There will be one final full crop of Oratorio’s yearlings to go through the South African sales next year and, happily, that will not be the end of Mickleburgh’s involvement with the handsome bay. “He’ll live for another ten years I’m sure,” she says. “He’s happy, grazing the pasture and looks a million bucks. Retired in the winelands of South Africa . . . what more could you ask for?

NEW NAME IN TOWN

There has been an entire changing of the guard at Avontuur as it lost its stallion luminary Var at the start of the year. The Prix de l’Abbaye winner, whose final yearlings will also be offered in 2023, was responsible for the likes of South African champion Variety Club but had to be put down after a brief spell in retirement.

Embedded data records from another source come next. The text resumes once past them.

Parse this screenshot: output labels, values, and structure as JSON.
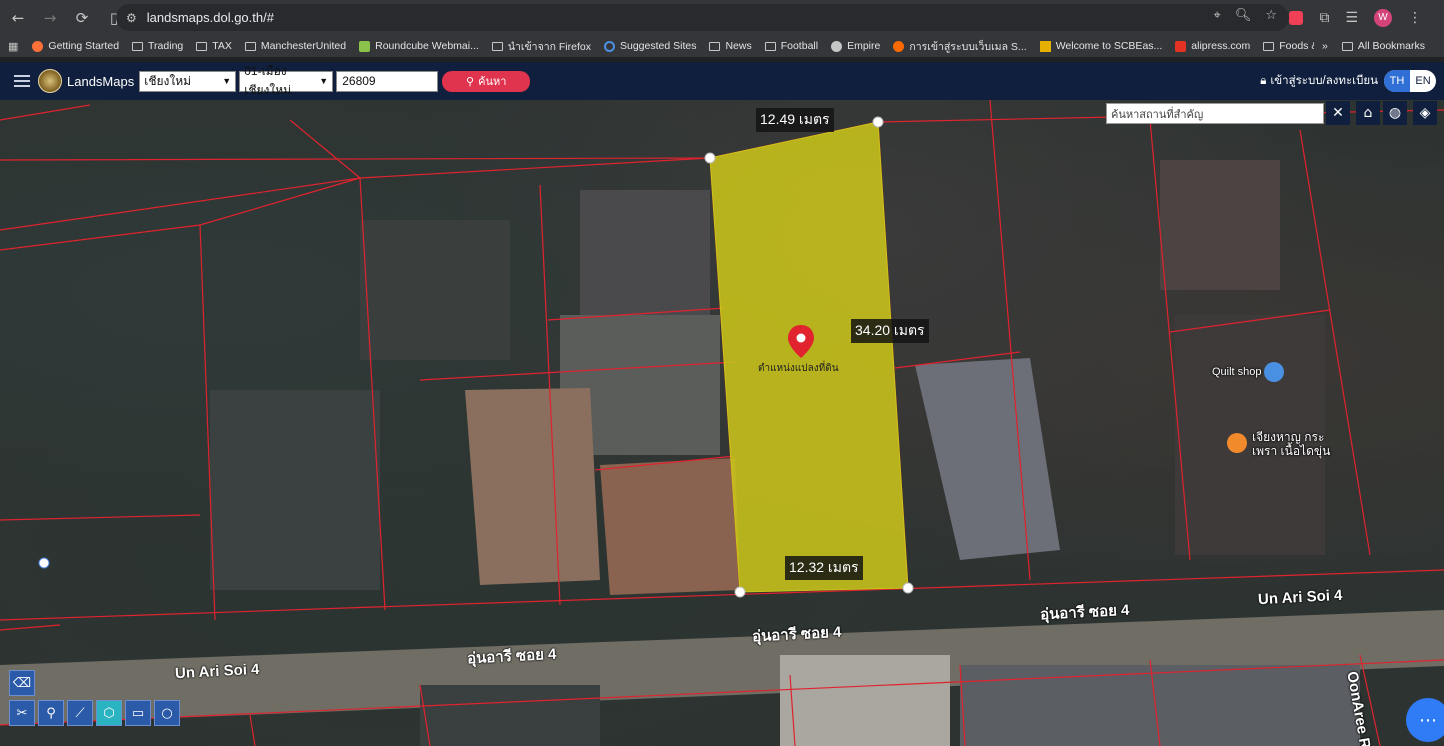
{
  "browser": {
    "url": "landsmaps.dol.go.th/#"
  },
  "bookmarks": {
    "items": [
      {
        "label": "Getting Started",
        "icon": "firefox-icon"
      },
      {
        "label": "Trading",
        "icon": "folder-icon"
      },
      {
        "label": "TAX",
        "icon": "folder-icon"
      },
      {
        "label": "ManchesterUnited",
        "icon": "folder-icon"
      },
      {
        "label": "Roundcube Webmai...",
        "icon": "roundcube-icon"
      },
      {
        "label": "นำเข้าจาก Firefox",
        "icon": "folder-icon"
      },
      {
        "label": "Suggested Sites",
        "icon": "search-icon"
      },
      {
        "label": "News",
        "icon": "folder-icon"
      },
      {
        "label": "Football",
        "icon": "folder-icon"
      },
      {
        "label": "Empire",
        "icon": "globe-icon"
      },
      {
        "label": "การเข้าสู่ระบบเว็บเมล S...",
        "icon": "link-icon"
      },
      {
        "label": "Welcome to SCBEas...",
        "icon": "scb-icon"
      },
      {
        "label": "alipress.com",
        "icon": "aliexpress-icon"
      },
      {
        "label": "Foods & Resturants",
        "icon": "folder-icon"
      }
    ],
    "all_bookmarks": "All Bookmarks",
    "overflow": "»"
  },
  "app": {
    "brand": "LandsMaps",
    "province": "เชียงใหม่",
    "district": "01-เมืองเชียงใหม่",
    "parcel_number": "26809",
    "search_label": "ค้นหา",
    "login_label": "เข้าสู่ระบบ/ลงทะเบียน",
    "lang_th": "TH",
    "lang_en": "EN"
  },
  "map": {
    "place_search_placeholder": "ค้นหาสถานที่สำคัญ",
    "dimensions": {
      "top": "12.49 เมตร",
      "right": "34.20 เมตร",
      "bottom": "12.32 เมตร"
    },
    "parcel_marker_label": "ตำแหน่งแปลงที่ดิน",
    "roads": {
      "r1": "Un Ari Soi 4",
      "r2": "อุ่นอารี ซอย 4",
      "r3": "Un Ari Soi 4",
      "r4": "อุ่นอารี ซอย 4",
      "r5": "Un Ari Soi 4",
      "r6": "OonAree R"
    },
    "pois": {
      "quilt": "Quilt shop",
      "restaurant": "เจียงหาญ กระเพรา เนื้อไดขุ่น"
    },
    "colors": {
      "parcel_fill": "#c9c41a",
      "boundary": "#e0232e",
      "accent": "#2f6fd6"
    }
  }
}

Mickleburgh is quietly on the lookout for a second recruit but has filled one of the designated boxes with Var’s son Talk Of The Town, who was moved by his ownership syndicate after two seasons at nearby Winterbach Stud. “He had the pedigree and the physical but unfortunately he did a tendon as a late three-and-a-half-year-old and never got back to top fitness,” she says. “We know how good he was as we owned him when he ran but instead of retiring with a Group win under his belt, he hasn’t, so we’re going to be battling. However, there’s no other stallion son of Var and we need the speed in this country.

“He’s 16.2 hands. I think there are ten sires in his first two dams and he’s from one of the most brilliant mare lines in the world, which includes Redoute’s Choice. “We’ve done well with stallions on the farm so far and I believe in him.”